When I received my copy in the mail, I was worried Turn Left may’ve fallen victim to a common problem in student-led publications: a weak gate-keeper. Fortunately, Arhelger was deft in her selection, managing to include a wide-spectrum of writers and styles without jeopardizing the volume’s quality. Still, nearly everyone is in some way associated with the University (the exceptions being Robert Bly and Tom Hennen), be they current faculty members like Athena Kildegaard, Chrissy Kolaya, and James Togeas or recent graduates (several of whom I know personally). What balances this — and is a real treat for readers — is a whole section of poems from when the campus was still the West Central School of Agriculture (WCSA; 1910-1963).
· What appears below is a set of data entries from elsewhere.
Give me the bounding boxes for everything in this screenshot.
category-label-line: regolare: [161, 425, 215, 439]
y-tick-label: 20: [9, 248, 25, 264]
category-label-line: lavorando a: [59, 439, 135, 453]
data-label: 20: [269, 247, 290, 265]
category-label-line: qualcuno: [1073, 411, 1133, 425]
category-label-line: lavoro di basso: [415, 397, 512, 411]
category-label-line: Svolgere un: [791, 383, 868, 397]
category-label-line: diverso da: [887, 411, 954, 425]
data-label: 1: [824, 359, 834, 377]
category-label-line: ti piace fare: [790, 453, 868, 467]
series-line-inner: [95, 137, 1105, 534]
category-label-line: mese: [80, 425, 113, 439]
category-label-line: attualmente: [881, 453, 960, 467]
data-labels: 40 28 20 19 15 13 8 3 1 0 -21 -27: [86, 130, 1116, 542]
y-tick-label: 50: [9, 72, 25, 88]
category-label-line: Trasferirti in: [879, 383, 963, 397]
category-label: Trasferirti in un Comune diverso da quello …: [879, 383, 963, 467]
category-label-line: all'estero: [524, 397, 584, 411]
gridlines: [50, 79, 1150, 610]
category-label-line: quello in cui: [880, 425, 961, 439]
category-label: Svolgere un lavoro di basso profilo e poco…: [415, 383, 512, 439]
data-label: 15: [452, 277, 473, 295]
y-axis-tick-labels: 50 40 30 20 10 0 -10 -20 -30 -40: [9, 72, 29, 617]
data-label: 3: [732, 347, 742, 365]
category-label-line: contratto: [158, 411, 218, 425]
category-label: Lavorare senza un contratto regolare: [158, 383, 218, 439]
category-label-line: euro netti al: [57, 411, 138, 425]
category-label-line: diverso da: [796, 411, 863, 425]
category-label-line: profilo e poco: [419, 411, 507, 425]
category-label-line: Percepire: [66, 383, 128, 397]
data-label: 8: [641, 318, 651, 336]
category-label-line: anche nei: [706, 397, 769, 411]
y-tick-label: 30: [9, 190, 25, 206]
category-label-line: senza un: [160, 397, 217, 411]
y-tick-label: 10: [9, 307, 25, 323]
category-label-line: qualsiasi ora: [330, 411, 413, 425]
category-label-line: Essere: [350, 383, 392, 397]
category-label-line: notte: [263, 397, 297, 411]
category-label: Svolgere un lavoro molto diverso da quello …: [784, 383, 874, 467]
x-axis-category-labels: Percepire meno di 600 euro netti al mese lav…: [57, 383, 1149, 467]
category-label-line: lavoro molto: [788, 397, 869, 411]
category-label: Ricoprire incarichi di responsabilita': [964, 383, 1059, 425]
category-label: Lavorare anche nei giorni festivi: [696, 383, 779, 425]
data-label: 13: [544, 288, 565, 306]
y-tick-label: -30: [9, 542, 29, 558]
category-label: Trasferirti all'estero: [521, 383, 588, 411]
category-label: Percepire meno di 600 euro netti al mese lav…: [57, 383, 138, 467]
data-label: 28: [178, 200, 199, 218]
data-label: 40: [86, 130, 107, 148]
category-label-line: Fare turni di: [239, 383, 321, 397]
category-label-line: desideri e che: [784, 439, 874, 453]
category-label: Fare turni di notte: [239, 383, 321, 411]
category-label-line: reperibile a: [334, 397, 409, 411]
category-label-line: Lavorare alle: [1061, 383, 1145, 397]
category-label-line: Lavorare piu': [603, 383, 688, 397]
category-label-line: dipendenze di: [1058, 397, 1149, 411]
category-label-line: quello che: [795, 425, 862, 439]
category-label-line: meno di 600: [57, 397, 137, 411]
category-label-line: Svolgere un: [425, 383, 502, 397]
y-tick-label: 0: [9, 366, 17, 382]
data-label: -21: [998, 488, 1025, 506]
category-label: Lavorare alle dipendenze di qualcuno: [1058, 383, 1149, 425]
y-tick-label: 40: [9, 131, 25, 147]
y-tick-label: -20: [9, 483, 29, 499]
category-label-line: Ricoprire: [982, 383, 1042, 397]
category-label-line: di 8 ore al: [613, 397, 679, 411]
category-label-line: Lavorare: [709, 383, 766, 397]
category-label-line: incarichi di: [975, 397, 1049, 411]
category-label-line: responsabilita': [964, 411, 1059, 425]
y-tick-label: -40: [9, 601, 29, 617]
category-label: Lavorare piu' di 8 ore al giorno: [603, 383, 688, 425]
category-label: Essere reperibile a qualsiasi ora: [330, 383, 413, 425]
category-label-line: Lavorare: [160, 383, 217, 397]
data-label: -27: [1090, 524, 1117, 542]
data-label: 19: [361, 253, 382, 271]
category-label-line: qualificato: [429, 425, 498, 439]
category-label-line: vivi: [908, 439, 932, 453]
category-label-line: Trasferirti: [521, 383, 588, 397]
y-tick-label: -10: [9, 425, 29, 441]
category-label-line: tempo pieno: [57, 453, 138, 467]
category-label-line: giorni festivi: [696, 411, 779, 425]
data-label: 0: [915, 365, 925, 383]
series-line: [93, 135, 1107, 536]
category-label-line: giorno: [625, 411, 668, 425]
Together they offer a different dimension to Morris, more historical, less serious, that otherwise is not present.
For example, the following is by a “Harland Berglin” and comes from the 1932 WCSA Moccasin Yearbook:
Some blame it on the President.
Some say it starts at home.
It worries every resident,
And also those who roam.
Our school is also in its throes
As anyone can see.
The boys don’t take the girls to shows,
And don’t keep them company.
Much saddened sons write home to Dad.
“No mon; no fun; your son.”
“How sad, too bad, your loving dad,”
The mournful answers run.
Ice cream no more on Sunday noon,
And no more cakes and pie.
They’ll keep this up perhaps until
There’s naught to do but die.
The only weakness to Turn Left is its lack of analysis. I would’ve liked to see how Arhelger thinks these pieces fit into a broader historical, geographic context. Her introduction says much about the power of poetry in articulating self and place, but what exactly is being articulated? What does it mean to write about UMM? Is it a liberating or self-containing space? Is the Morris poet contemplative or active? I have my own ideas, and if you buy me a beer, I’ll tell you.
Overall, this book is quite the accomplishment — and I’m surprised it hasn’t been done before. Already within alumni circles it’s being hailed as a landmark event, and it’s the kind of book that’ll surely be coveted by local writing groups, working now with an idea of how their own experiences fit into this broader narrative. It’s an exciting legacy!